Self-care is a concept that refers to practices that improve our well-being and reduce stress. Exercise, journaling, eating well, spending time in nature, and even having a nice bubble bath are all examples of self-care.
Did you know that taking care of oneself financially may also be considered self-care? Yup, that’s right!
For many people, money is a major source of stress, so it’s easy to understand why some people experience stress when thinking of their financial goals. Plus, budgeting can be an overwhelming task.
However, it’s empowering to comprehend your financial picture and manage your cash flow. By actively managing your finances, you can feel more in control and less stressed.
Getting to Know More About Financial Self-Care
A type of self-care that addresses financial wellness is called financial self-care. Essentially, when practicing financial self-care, you find the best approach to manage your finances. Rather than engaging in more traditional self-care activities, such as getting massages or enjoying dinners out, you will engage in activities to improve your financial wellness.
Worrying about debt, paying bills, and not saving enough money may all result in high levels of stress. Plus, stress motivated by an uncertain financial picture can be physically and mentally exhausting.
One benefit of financial self-care is that you’ll have more funds available to spend on the more traditionally enjoyable aspects of self-care. Once your financial situation is under control, you can decide if your self-care plan entails finally spending money on that cleaning service or a new pet.
5 Steps for Financial Self-Care
Self-care and finances can coexist. Here are some tips to help you easily incorporate this type of self-care into your everyday routine.
- Set realistic primary goals. Setting realistic goals is essential if you want to progress in the area of financial self-care. By setting clear goals, you can enjoy a dopamine boost as you advance toward and eventually accomplish a goal. For example, even with a high income, trying to pay off your student debt in a single year would be challenging. A more realistic, attainable goal would be to focus instead on paying off your highest-interest debt, such as paying off your credit card balance in a year. Examine your income in terms of your monthly essential expenses. Weigh the needs in your life, and—after paying your essential expenses—see if you can start applying some of the remaining money to your debt.
- Monitor your expenses every day. Although spending on the spur of the moment may seem nice, it may be really unhealthy. By checking your personal finances every day and noting where you spent your money, you will be more conscious of your purchases. You may be unaware of how much money leaves your possession every day. Tracking expenses will make that clear. Give yourself a big high-five when you don’t spend much or anything at all. By increasing your wealth, you’ve just taken care of your financial wellness.

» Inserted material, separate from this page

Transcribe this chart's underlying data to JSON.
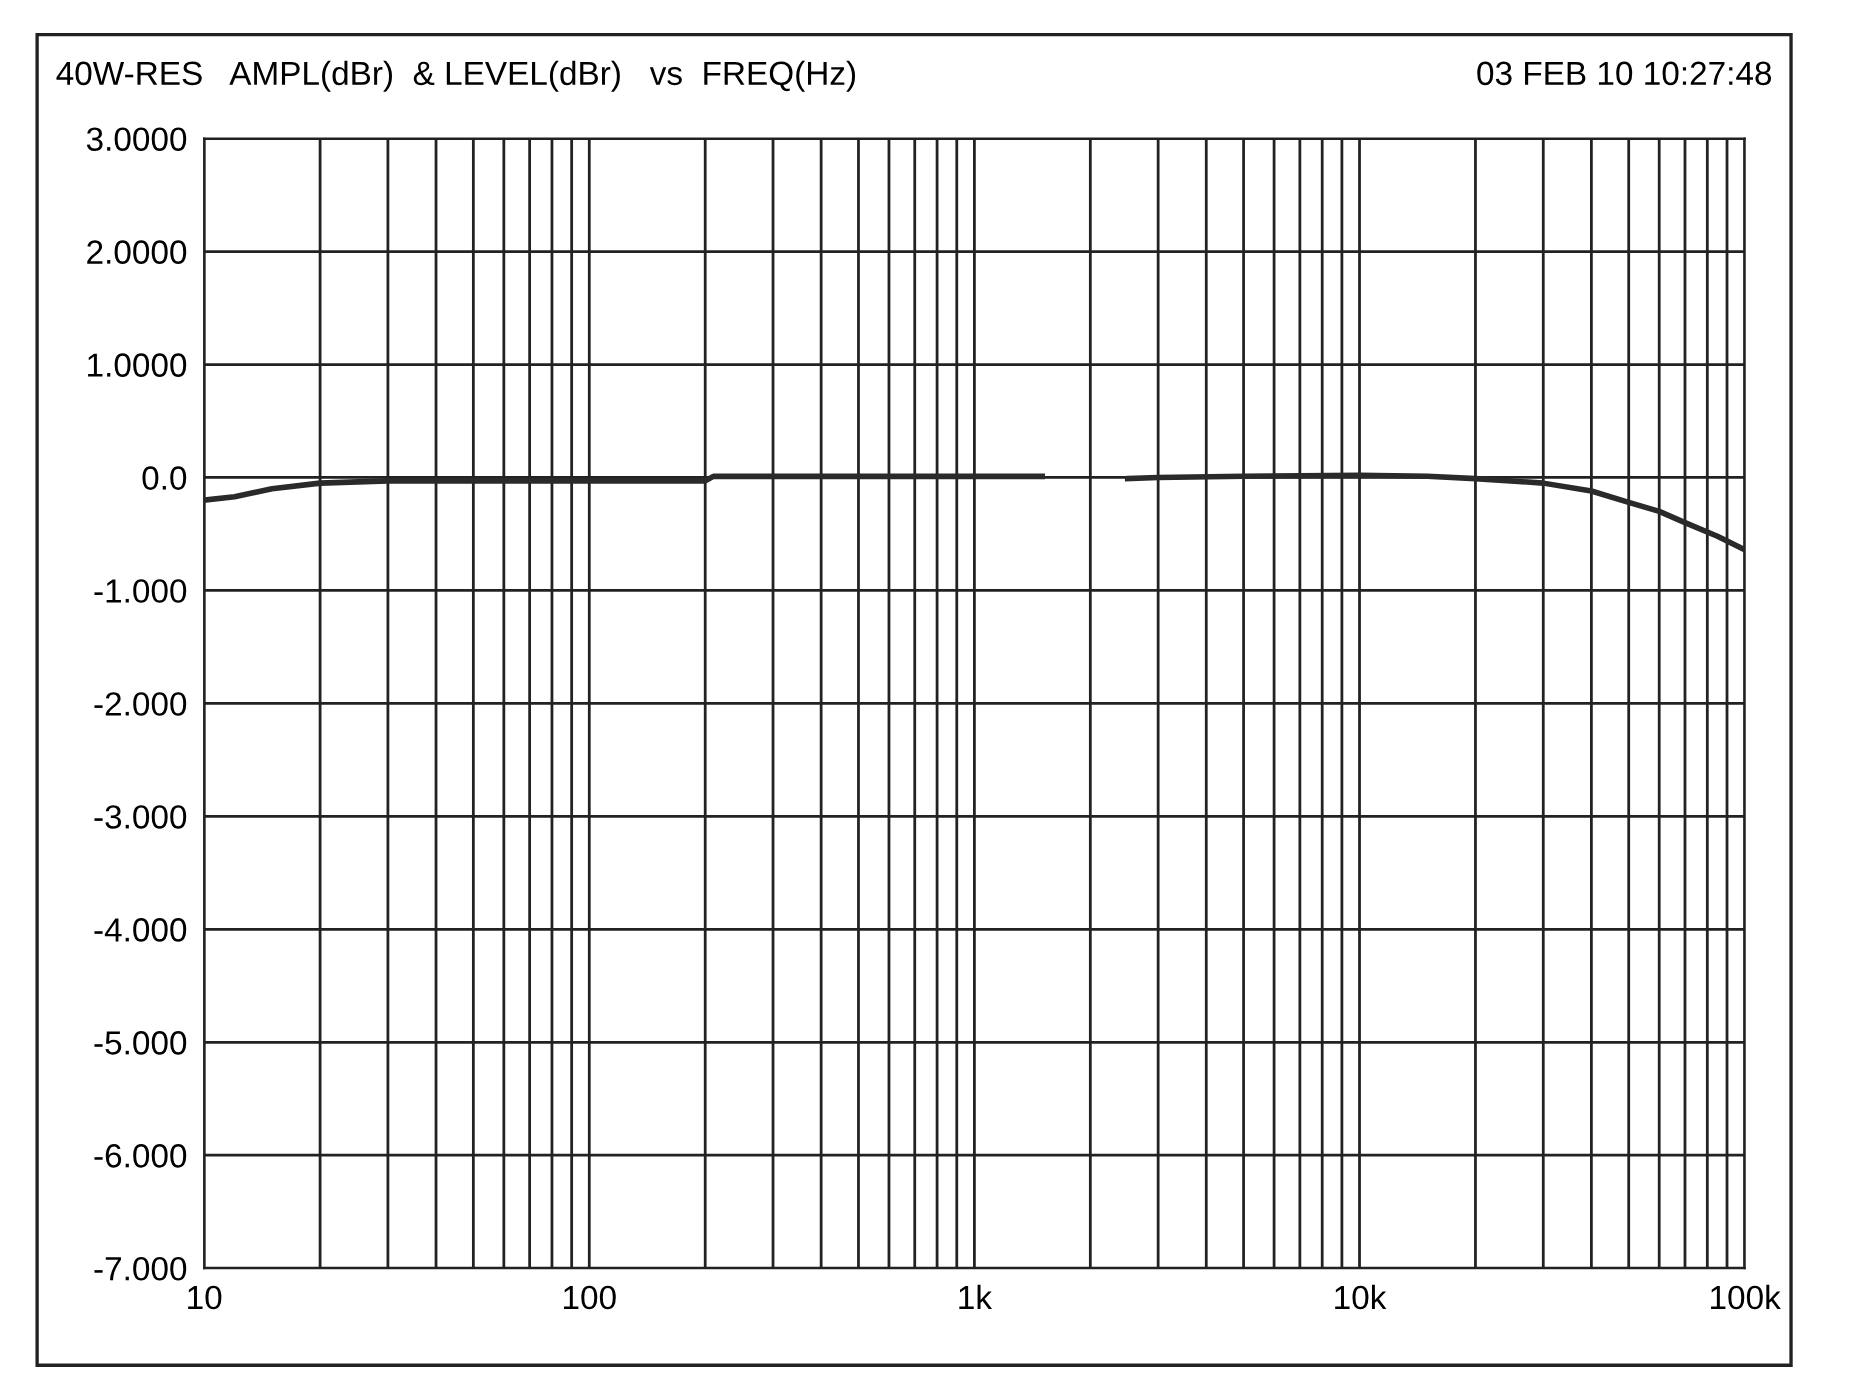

- Establish (and stick to) a budget. Budgeting is one of the best self-care practices you can develop! The goal of budgeting is not to restrict your freedom. Rather, budgeting comes down to being deliberate with your money and aligning your income with your needs and objectives. Consider your budget as a spending guide that allows you more flexibility and financial control.

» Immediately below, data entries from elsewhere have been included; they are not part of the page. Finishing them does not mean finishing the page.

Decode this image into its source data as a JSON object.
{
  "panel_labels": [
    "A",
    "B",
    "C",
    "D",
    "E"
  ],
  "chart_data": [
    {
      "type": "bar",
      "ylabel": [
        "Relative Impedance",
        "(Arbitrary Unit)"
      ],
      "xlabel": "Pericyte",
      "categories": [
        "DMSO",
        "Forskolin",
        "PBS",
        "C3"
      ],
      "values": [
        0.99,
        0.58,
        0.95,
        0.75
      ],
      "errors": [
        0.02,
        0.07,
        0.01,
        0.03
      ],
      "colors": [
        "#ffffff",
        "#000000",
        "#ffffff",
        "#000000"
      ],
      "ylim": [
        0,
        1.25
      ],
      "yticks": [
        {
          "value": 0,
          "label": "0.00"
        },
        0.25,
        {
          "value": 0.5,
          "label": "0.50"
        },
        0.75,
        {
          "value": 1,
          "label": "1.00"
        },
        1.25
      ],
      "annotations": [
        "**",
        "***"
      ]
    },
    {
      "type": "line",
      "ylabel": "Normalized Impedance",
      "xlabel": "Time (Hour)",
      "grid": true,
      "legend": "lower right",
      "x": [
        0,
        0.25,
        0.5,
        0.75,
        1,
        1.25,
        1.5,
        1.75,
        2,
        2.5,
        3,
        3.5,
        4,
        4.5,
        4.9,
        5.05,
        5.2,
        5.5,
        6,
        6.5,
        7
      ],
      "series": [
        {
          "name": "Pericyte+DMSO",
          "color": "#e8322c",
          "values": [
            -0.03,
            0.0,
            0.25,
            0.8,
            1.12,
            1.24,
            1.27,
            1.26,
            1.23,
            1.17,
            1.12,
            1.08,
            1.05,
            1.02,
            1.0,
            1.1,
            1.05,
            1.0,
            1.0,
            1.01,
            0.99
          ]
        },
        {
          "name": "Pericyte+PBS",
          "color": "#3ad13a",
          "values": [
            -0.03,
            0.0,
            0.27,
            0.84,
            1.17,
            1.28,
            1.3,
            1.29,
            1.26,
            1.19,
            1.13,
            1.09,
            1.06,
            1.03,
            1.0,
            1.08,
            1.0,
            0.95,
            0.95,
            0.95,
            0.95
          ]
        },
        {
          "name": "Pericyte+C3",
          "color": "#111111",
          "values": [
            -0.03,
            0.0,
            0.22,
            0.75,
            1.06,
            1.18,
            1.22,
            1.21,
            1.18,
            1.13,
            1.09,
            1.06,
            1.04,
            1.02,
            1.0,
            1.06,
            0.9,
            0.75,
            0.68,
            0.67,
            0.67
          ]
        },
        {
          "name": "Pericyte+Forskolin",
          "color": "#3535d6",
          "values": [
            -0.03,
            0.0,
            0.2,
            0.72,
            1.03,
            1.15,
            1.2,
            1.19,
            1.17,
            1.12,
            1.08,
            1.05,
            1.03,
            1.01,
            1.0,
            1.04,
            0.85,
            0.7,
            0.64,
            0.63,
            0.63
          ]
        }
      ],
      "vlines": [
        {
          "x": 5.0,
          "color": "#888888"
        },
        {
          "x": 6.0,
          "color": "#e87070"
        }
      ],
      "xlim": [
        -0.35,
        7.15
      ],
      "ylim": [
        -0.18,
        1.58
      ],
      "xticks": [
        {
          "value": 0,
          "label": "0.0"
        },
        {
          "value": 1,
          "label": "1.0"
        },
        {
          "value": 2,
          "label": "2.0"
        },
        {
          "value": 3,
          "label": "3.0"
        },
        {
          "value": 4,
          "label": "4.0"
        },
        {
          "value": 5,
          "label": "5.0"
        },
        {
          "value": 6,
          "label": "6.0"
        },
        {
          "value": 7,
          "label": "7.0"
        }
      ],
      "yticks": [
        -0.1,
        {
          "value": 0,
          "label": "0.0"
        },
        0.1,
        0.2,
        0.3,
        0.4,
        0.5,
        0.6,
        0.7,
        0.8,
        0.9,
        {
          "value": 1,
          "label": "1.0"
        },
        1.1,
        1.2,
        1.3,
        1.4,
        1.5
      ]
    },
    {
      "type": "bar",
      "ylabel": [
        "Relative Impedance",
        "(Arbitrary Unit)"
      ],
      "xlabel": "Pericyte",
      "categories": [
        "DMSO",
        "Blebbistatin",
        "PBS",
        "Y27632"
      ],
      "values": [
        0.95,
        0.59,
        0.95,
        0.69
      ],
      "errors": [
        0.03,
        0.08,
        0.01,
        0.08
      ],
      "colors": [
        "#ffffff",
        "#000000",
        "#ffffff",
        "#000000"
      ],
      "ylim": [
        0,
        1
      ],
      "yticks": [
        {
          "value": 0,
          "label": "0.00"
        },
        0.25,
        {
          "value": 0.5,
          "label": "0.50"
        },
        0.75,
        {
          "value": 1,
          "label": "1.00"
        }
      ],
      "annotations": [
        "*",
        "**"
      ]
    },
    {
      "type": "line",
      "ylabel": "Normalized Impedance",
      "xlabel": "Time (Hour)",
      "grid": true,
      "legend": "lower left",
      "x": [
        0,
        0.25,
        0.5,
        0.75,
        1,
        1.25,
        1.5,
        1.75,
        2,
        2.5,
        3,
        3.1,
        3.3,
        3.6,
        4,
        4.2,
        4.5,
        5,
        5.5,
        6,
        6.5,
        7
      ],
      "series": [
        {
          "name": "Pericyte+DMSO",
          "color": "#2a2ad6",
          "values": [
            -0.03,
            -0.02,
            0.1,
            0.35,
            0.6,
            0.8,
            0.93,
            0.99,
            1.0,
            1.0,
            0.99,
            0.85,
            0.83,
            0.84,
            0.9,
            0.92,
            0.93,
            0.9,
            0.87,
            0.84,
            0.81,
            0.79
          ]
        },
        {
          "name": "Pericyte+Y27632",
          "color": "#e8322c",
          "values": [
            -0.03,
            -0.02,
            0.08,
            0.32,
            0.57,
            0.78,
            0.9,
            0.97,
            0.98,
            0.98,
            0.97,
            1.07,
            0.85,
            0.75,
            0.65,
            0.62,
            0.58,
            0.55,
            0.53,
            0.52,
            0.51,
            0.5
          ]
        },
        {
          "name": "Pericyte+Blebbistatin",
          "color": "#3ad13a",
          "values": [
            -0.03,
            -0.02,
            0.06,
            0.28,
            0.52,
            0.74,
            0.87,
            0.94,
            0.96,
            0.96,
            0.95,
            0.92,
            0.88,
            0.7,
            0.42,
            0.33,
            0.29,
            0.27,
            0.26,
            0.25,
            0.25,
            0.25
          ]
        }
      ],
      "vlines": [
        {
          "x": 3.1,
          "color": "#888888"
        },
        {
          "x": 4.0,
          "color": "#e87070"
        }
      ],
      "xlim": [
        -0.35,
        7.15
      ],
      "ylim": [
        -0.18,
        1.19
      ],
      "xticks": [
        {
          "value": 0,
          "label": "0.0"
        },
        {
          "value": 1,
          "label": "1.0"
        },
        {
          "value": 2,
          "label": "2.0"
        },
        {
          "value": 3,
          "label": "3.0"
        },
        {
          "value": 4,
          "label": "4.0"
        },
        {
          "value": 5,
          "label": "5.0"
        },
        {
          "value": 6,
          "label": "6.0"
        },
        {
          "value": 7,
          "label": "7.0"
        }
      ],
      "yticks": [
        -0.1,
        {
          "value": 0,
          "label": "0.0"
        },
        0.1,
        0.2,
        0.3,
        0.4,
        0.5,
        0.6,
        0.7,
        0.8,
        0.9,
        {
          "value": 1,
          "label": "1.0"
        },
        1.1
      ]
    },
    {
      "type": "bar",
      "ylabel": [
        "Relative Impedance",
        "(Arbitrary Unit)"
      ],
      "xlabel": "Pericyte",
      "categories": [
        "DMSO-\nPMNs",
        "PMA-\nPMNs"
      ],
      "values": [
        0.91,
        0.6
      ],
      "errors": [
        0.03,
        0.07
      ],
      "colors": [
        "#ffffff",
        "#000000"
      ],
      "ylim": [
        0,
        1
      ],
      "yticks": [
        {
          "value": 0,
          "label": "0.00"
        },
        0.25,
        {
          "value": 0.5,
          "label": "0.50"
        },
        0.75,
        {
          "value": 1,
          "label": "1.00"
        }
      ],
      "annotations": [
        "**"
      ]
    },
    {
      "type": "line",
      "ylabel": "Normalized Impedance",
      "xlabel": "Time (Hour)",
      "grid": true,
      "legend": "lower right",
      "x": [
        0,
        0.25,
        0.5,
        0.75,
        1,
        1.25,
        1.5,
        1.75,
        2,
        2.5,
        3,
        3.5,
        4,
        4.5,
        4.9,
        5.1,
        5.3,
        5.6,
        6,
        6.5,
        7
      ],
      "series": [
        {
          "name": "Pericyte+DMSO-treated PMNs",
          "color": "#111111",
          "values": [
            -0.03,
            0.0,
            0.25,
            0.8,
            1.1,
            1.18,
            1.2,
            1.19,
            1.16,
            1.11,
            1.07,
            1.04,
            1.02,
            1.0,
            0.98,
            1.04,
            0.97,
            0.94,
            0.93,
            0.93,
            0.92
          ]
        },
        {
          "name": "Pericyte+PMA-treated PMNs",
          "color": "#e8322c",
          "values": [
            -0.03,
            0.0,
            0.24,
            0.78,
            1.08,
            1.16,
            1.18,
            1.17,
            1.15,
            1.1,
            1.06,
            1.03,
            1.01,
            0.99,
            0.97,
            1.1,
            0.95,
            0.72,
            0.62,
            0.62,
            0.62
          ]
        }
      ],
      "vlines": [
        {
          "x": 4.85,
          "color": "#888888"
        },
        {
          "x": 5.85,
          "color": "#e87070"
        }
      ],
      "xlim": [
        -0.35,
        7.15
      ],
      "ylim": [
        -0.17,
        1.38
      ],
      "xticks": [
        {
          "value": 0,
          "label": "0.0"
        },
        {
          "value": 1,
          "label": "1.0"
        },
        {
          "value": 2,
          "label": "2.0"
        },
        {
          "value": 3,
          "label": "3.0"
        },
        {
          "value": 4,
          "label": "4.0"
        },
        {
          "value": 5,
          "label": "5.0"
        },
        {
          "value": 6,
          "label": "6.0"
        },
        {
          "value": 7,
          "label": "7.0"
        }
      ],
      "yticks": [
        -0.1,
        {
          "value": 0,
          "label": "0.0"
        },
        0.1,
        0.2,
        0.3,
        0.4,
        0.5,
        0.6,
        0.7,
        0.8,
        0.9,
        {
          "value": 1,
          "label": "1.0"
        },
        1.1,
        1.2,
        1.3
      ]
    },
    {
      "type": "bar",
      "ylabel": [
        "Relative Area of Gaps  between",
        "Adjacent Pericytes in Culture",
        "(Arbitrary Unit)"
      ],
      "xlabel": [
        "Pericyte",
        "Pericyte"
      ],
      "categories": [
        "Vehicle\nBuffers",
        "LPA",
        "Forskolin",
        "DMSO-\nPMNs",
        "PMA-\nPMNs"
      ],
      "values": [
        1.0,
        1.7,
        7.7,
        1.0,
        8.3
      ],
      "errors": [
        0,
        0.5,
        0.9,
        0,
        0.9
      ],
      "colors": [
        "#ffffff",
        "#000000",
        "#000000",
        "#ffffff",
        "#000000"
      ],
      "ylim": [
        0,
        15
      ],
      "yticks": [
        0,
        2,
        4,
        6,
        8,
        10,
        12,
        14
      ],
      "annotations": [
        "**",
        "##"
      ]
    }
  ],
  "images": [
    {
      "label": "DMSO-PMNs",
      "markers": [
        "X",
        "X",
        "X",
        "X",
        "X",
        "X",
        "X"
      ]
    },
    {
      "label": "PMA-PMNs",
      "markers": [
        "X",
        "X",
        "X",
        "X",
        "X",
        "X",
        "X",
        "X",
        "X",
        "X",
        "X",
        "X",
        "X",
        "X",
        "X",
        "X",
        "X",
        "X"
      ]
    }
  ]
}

- Set objectives that excite you. You’ll be more likely to continue practicing financial self-care if you have goals that inspire and drive you. List your primary financial objectives in writing. Keep your objectives in plain sight. To visualize their goals, some people enjoy making vision boards using magazine cutouts and images. Further suggestions to help with visualization include placing sticky notes on your desk, in your car, or on the mirror in your bathroom. Knowing your priorities can help you focus and stay on course.
- Envision your retirement and make investments for it. Financial self-care entails attending to both the demands of the present and the future. Consider how you would like to live when you reach retirement age. Though retirement can feel like a long way off, with this approach, you might feel more inspired to save regardless of how far you may be from retirement. To discover if there is an opportunity to increase your retirement savings, take another look at your budget. Even contributing 1% more in monthly savings can have a significant impact in the long term.
Financial self-care is just as essential as more conventional self-care practices. You may lessen your financial stress and get closer to your short- and long-term goals when you make financial self-care a high priority.
Financial wellness is a lifelong journey. It doesn’t happen quickly. As with other forms of self-care like working out, eating healthily, or writing, taking care of your finances will become simpler and more rewarding the more you do it.